Your semantics point ("stateless"):
SAA needs DAD. 6LoWPAN-ND does DAD in a different way, because it
cannot rely on transitive multicast. But it still does SAA.
If you really want to focus on the "stateless" in SAA, what about
the states that an SAA node is in (optimistic, tentative, preferred,
deprecated). I can already argue that original SAA is not
"stateless" for this definition of stateless. So I'm not surprised
you can do that for your favorite definition.
Sorry, replace "state" with "per-node state not maintained by the node
configuring its interface". That is what I meant by "state" in
previous emails and that is what is meant by "state"-less in RFC 4682,
at least my interpretation of it.
The 16-bit address search (it's not really assignment) goes beyond
SAA, yes.
It appears to be a good optimization (and that's what 6LoWPAN-ND is
about) to not let the node guess repeatedly until it finds a free
slot.
I don't see an additional server, the ER is needed in any case.
As I mentioned before, "server" is in the functional sense.
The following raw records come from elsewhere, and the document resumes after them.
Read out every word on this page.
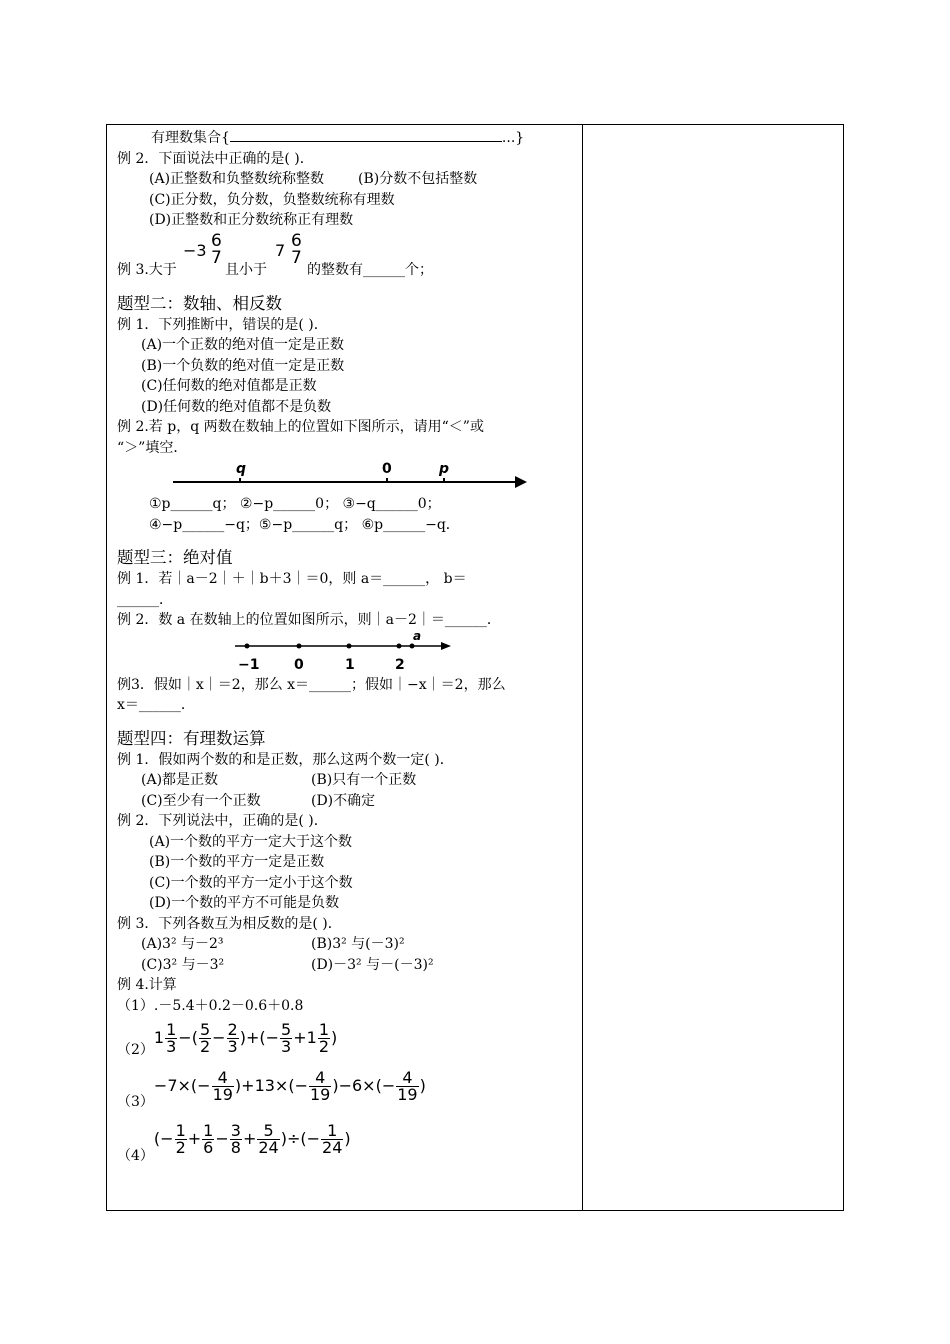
有理数集合{	...}
例 2．下面说法中正确的是( )．
(A)正整数和负整数统称整数 (B)分数不包括整数
(C)正分数，负分数，负整数统称有理数
(D)正整数和正分数统称正有理数
例 3.大于
−3 6
7
且小于
7 6
7
的整数有______个；
题型二：数轴、相反数
例 1．下列推断中，错误的是( )．
(A)一个正数的绝对值一定是正数
(B)一个负数的绝对值一定是正数
(C)任何数的绝对值都是正数
(D)任何数的绝对值都不是负数
例 2.若 p，q 两数在数轴上的位置如下图所示，请用“＜”或
“＞”填空．
q	0	p
①p______q； ②−p______0； ③−q______0；
④−p______−q；⑤−p______q； ⑥p______−q．
题型三：绝对值
例 1．若｜a－2｜＋｜b＋3｜＝0，则 a＝______， b＝
______．
例 2．数 a 在数轴上的位置如图所示，则｜a－2｜＝______．
a
−1 0	1	2
例3．假如｜x｜＝2，那么 x＝______；假如｜−x｜＝2，那么
x＝______．
题型四：有理数运算
例 1．假如两个数的和是正数，那么这两个数一定( )．
(A)都是正数	(B)只有一个正数
(C)至少有一个正数	(D)不确定
例 2．下列说法中，正确的是( )．
(A)一个数的平方一定大于这个数
(B)一个数的平方一定是正数
(C)一个数的平方一定小于这个数
(D)一个数的平方不可能是负数
例 3．下列各数互为相反数的是( )．
(A)3² 与－2³	(B)3² 与(－3)²
(C)3² 与－3²	(D)－3² 与－(－3)²
例 4.计算
（1）.－5.4＋0.2－0.6＋0.8
（2）
$1 \frac{1}{3}$ −( $\frac{5}{2} - \frac{2}{3}$ )+(− $\frac{5}{3} +1 \frac{1}{2}$ )
（3）
$-7\times(- \frac{4}{19} )+13\times(- \frac{4}{19} )-6\times(- \frac{4}{19}$ )
（4）
(− $\frac{1}{2} + \frac{1}{6} - \frac{3}{8} + \frac{5}{24}$ )÷(− $\frac{1}{24}$ )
It is
additional code running somewhere else other than the node trying to
configure an address. It is a piece of code that a joining node must
interact with simply to join the network. As I said before, if that
server fails, communication to that server fails, or management of
that state fails, nodes cannot properly join the network.
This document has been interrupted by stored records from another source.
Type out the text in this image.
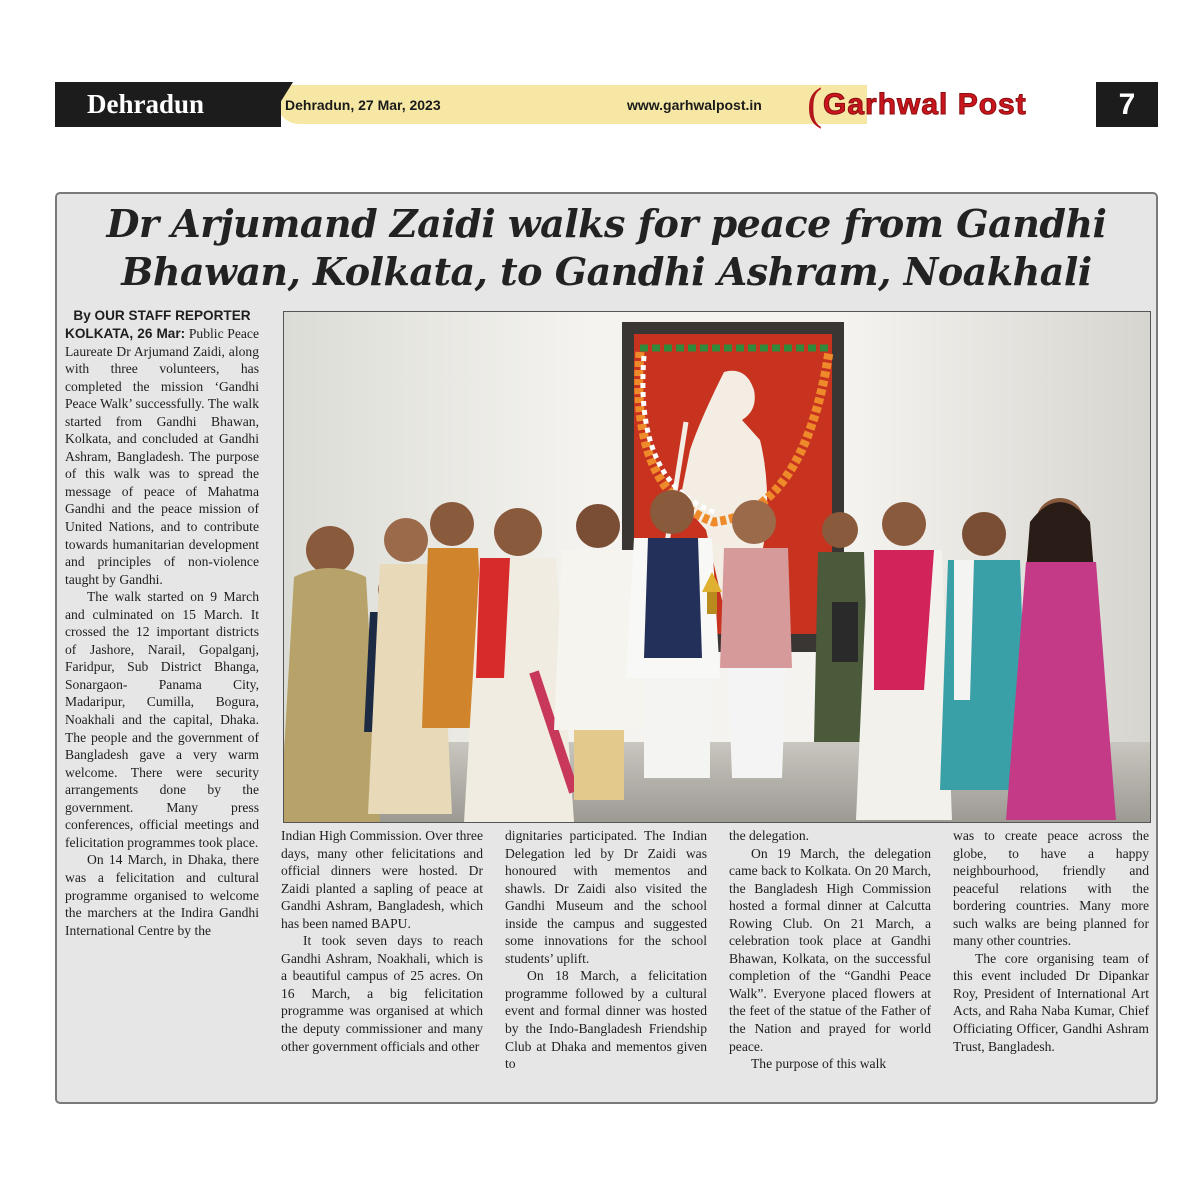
Dehradun	Dehradun, 27 Mar, 2023	www.garhwalpost.in ( Garhwal Post	7
Dr Arjumand Zaidi walks for peace from Gandhi
Bhawan, Kolkata, to Gandhi Ashram, Noakhali
By OUR STAFF REPORTER

KOLKATA, 26 Mar: Public Peace Laureate Dr Arjumand Zaidi, along with three volunteers, has completed the mission ‘Gandhi Peace Walk’ successfully. The walk started from Gandhi Bhawan, Kolkata, and concluded at Gandhi Ashram, Bangladesh. The purpose of this walk was to spread the message of peace of Mahatma Gandhi and the peace mission of United Nations, and to contribute towards humanitarian development and principles of non-violence taught by Gandhi.

The walk started on 9 March and culminated on 15 March. It crossed the 12 important districts of Jashore, Narail, Gopalganj, Faridpur, Sub District Bhanga, Sonargaon- Panama City, Madaripur, Cumilla, Bogura, Noakhali and the capital, Dhaka. The people and the government of Bangladesh gave a very warm welcome. There were security arrangements done by the government. Many press conferences, official meetings and felicitation programmes took place.

On 14 March, in Dhaka, there was a felicitation and cultural programme organised to welcome the marchers at the Indira Gandhi International Centre by the

Indian High Commission. Over three days, many other felicitations and official dinners were hosted. Dr Zaidi planted a sapling of peace at Gandhi Ashram, Bangladesh, which has been named BAPU.

It took seven days to reach Gandhi Ashram, Noakhali, which is a beautiful campus of 25 acres. On 16 March, a big felicitation programme was organised at which the deputy commissioner and many other government officials and other

dignitaries participated. The Indian Delegation led by Dr Zaidi was honoured with mementos and shawls. Dr Zaidi also visited the Gandhi Museum and the school inside the campus and suggested some innovations for the school students’ uplift.

On 18 March, a felicitation programme followed by a cultural event and formal dinner was hosted by the Indo-Bangladesh Friendship Club at Dhaka and mementos given to

the delegation.

On 19 March, the delegation came back to Kolkata. On 20 March, the Bangladesh High Commission hosted a formal dinner at Calcutta Rowing Club. On 21 March, a celebration took place at Gandhi Bhawan, Kolkata, on the successful completion of the “Gandhi Peace Walk”. Everyone placed flowers at the feet of the statue of the Father of the Nation and prayed for world peace.

The purpose of this walk

was to create peace across the globe, to have a happy neighbourhood, friendly and peaceful relations with the bordering countries. Many more such walks are being planned for many other countries.

The core organising team of this event included Dr Dipankar Roy, President of International Art Acts, and Raha Naba Kumar, Chief Officiating Officer, Gandhi Ashram Trust, Bangladesh.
The ER better knows which nodes are in the LoWPAN (or it will create
lots of pointless RREQs), so it is absolutely natural for it to have
that table ("whiteboard").
Again, we all understand the purpose of the whiteboard. I just want to
be fair on what it actually provides and the constraints it places on
the network. In particular, it does not allow a node to perform DAD
autonomously, and as a result, does not allow a node to assign a
preferred address autonomously. OTOH, SLAAC with DAD in RFC 4862 does
allow a node to assign a preferred address autonomously.